Monday, April 7, 2008

Opening Week 2008


All photos from Miller Park Home Opener available on Flickr.

Major League Baseball rang in the new season in a very unique fashion this year - a set of games in Japan between the Red Sox and Athletics, and the unveiling of a beautiful new ballpark in Washington on the first Sunday Night Baseball broadcast of the season on March 30th. Teams picked to finish near last like the Cardinals, Royals, and Orioles are all at the top of their divisions, while teams with high expectations like the Rockies, Mariners, and Tigers are all at the bottom (apparently $138 million can't buy even one victory for Detroit). Even the Mets and Cubs, who I'm sure most of America picked one of these teams to represent the NL in the World Series, are .500. Even though the season is young, as a famous manager once said, "You can't play your way into the postseason in the first week, but you can certainly play your way out of it." Perhaps the only team in the high-octane first week of the 2008 regular season that has actually achieved what they were expected to - whether good or bad - was the home team, our Milwaukee Brewers.

After coming out of a dramatic series against the Cubs in Chicago with two wins, the Brewers started their home schedule on Friday, April 4th at 1:05 PM. I was one of the 45000+ fans in the standing-room-only crowd that day, and I was again in attendance on Saturday. The weekend drew the highest 3-game weekend total in club history - over 119,000 people. It was my first Opening Day game I could remember, not counting times I tailgated in the parking lot with AM620 on the radio, and it was a blast. Of course drunken debauchery was to be expected - multiple beers spilled on row in front of us, and a fight in the parking lot, to name a couple incidents - but it was awesome to see the support for the team in such numbers.

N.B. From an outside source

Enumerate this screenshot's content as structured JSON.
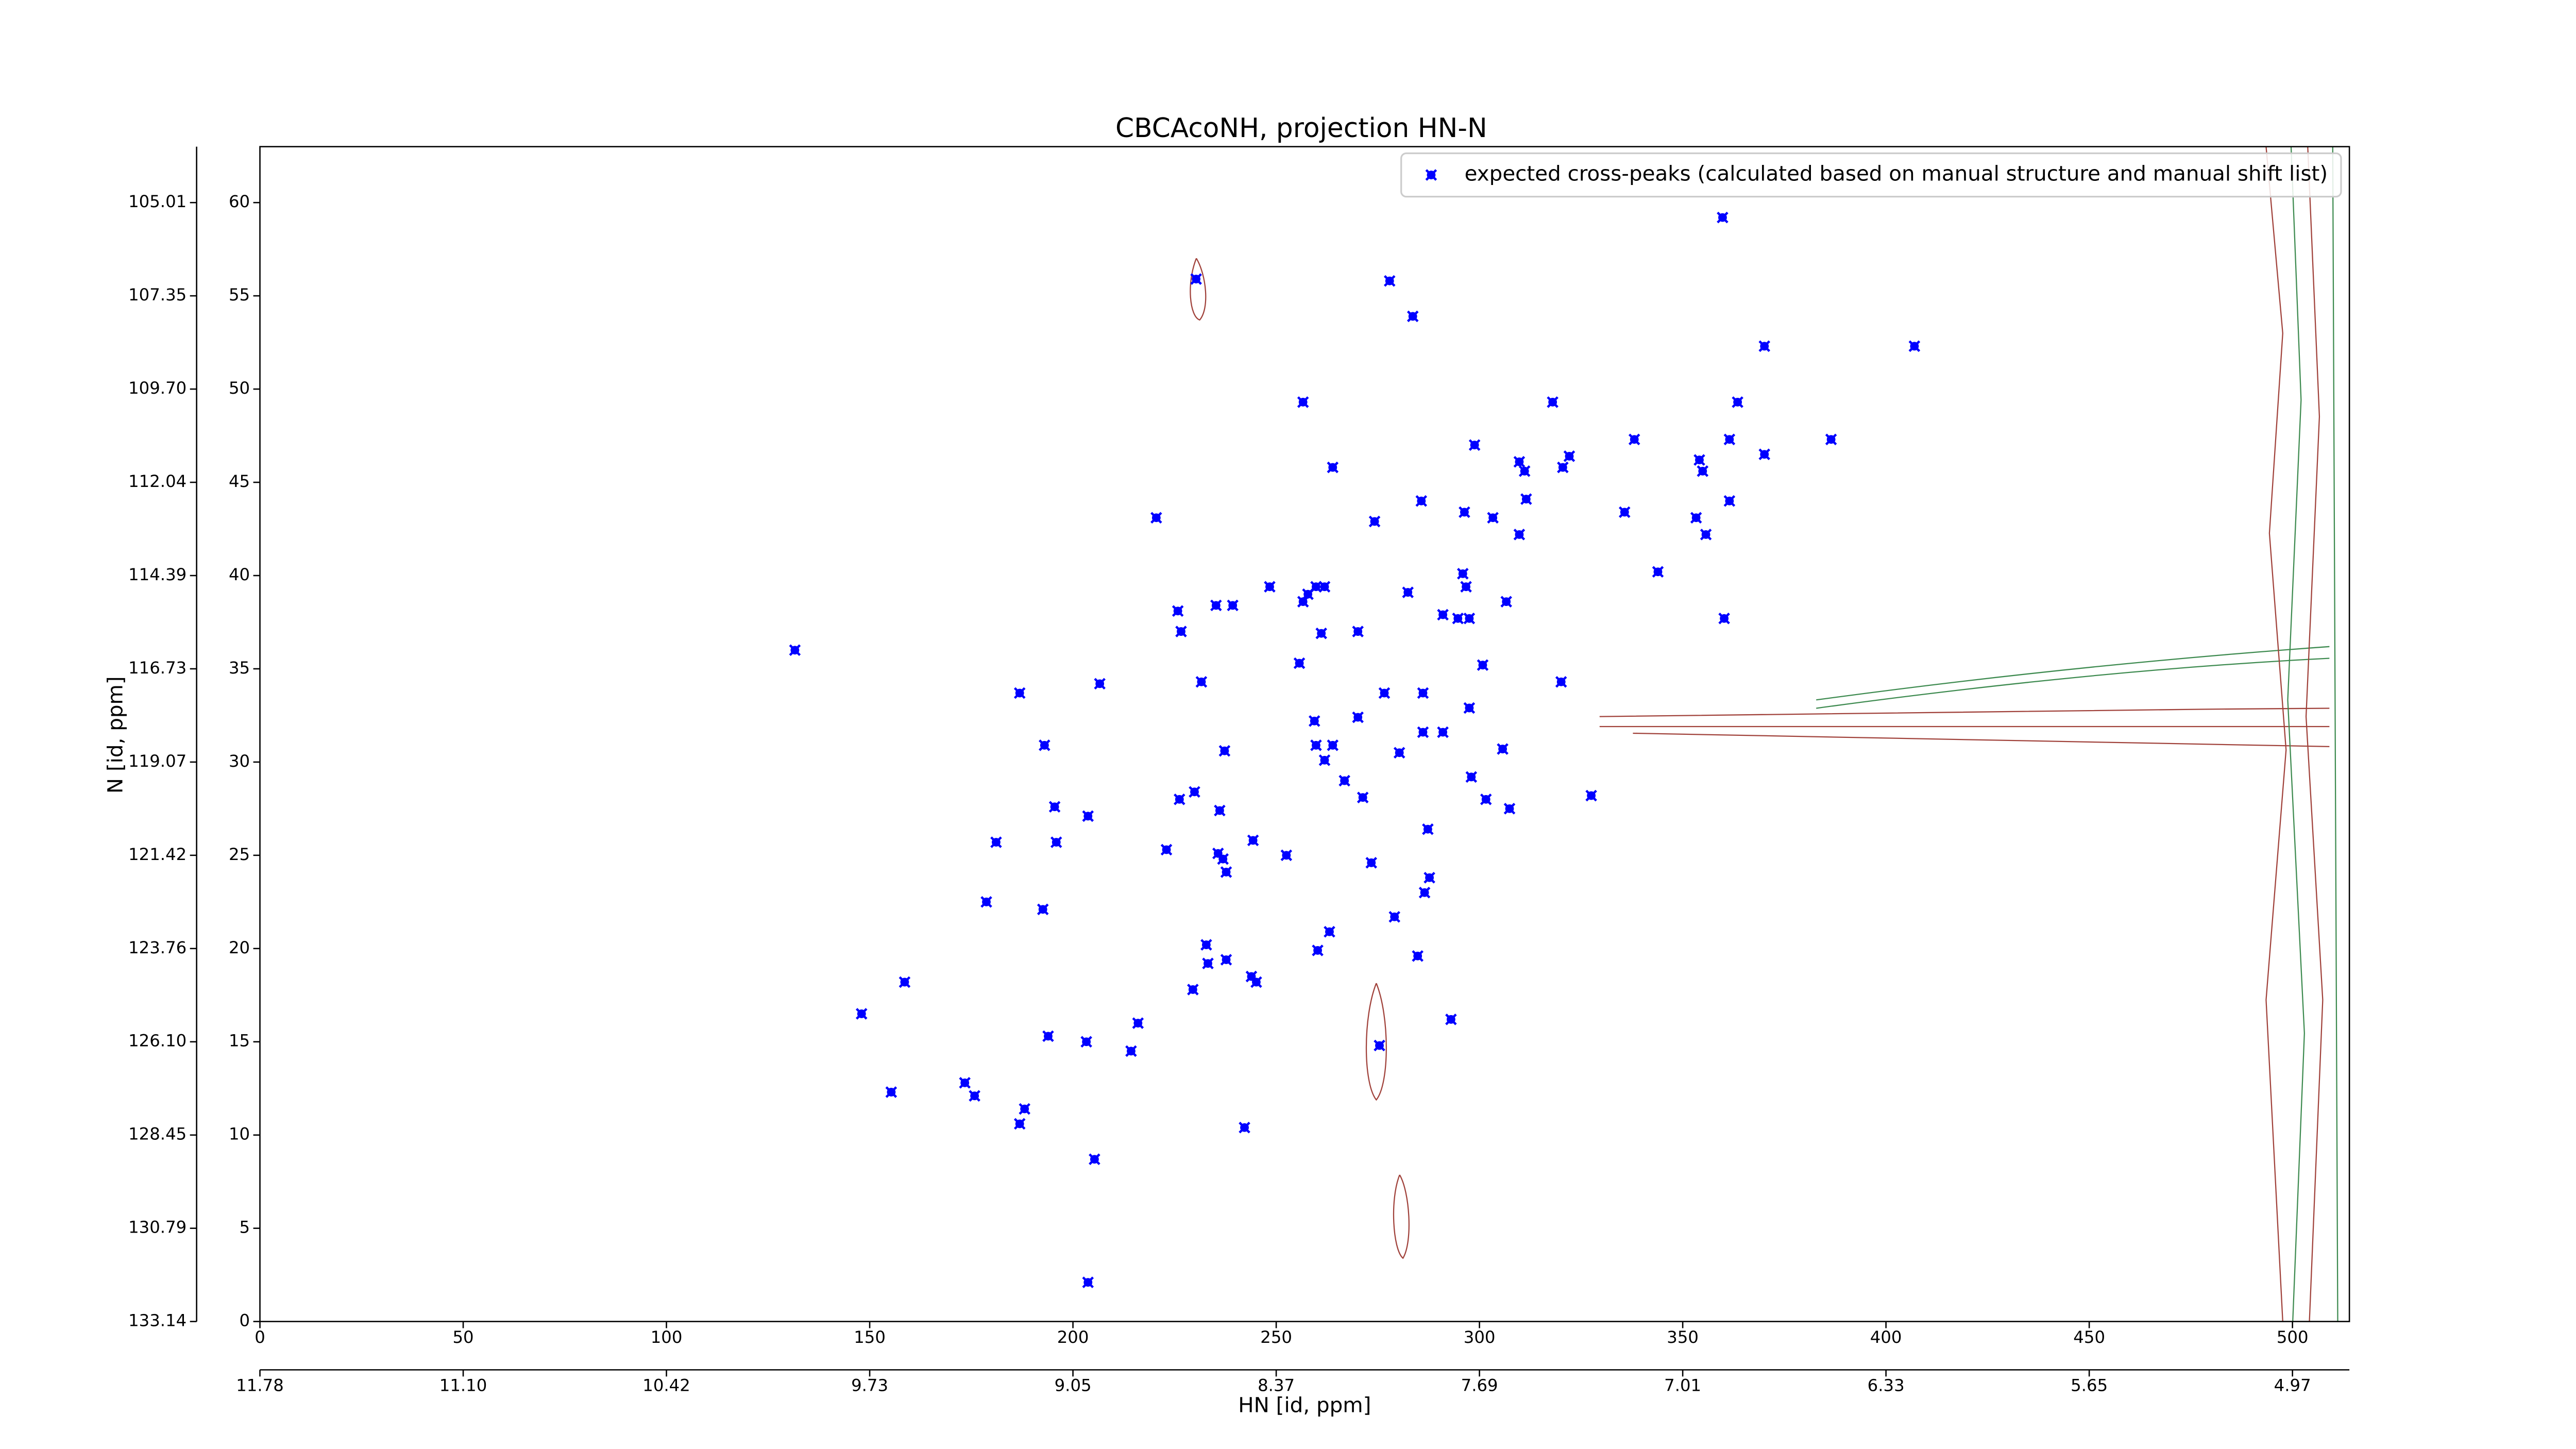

The Brewers ended up sweeping the Giants on three dandy pitching performances by Carlos Villanueva, Manny Parra, and Ben Sheets (CG, 0 ER, 0 BB, 8 K on Sunday against SF "ace" Barry Zito). The bullpen was a tad shaky at times, but for the most part the revamped relief core delivered as advertised. The Brewers acquired Guillermo Mota, David Riske, Salomon Torres, and Eric Gagne this off-season, and I got to see all four pitch this weekend. All have incredibly different styles, but what they do have in common is that they all pound the strike zone and walk few, and they all can pitch multiple innings except for maybe Gagne. Lastly, the bats were also in full force in Friday's and Sunday's games, and when everyone on the team is destroying the ball EXCEPT arguably their most dangerous hitter Prince Fielder, you know that spells trouble for the rest of the league. As in the bullpen, the two big contributors thus far in the lineup have also been off-season acquisitions - Jason Kendall, who coming into Sunday had the Majors' 3rd highest average, and Gabe Kapler, who is tied for the team lead with 2 HR and is playing a great center field in place of a suspended Mike Cameron and an injured Tony Gwynn Jr. The Brewers are currently 1st in the Majors in RBI, stolen bases, runs, and doubles, and are 2nd in hits.

I will be attending the game against the Reds tomorrow for the Crew's first night game of the '08 campaign. Let's hope we keep running on all cylinders towards the NL Central banner!

STANDINGS AND UPCOMING SERIES AS OF 04.07:
Brewers 5-1 (3 v. Reds, 3 @ Mets)
Reds 4-2 (1 v. Phillies, 3 @ Brewers, 3 @ Pirates)
Twins 3-4

RACE FOR 2008 "MOST GAMES ATTENDED" TITLE:
Erik - 7
Peter - 3

1 comment:

John Hoffman said...

Nice post. I am really excited about this season, but the Mariners are sucking pretty bad now. Went to last Tuesday's game and Putz blew a save on a 2 run HR, then promptly went on the DL. Not a very good day!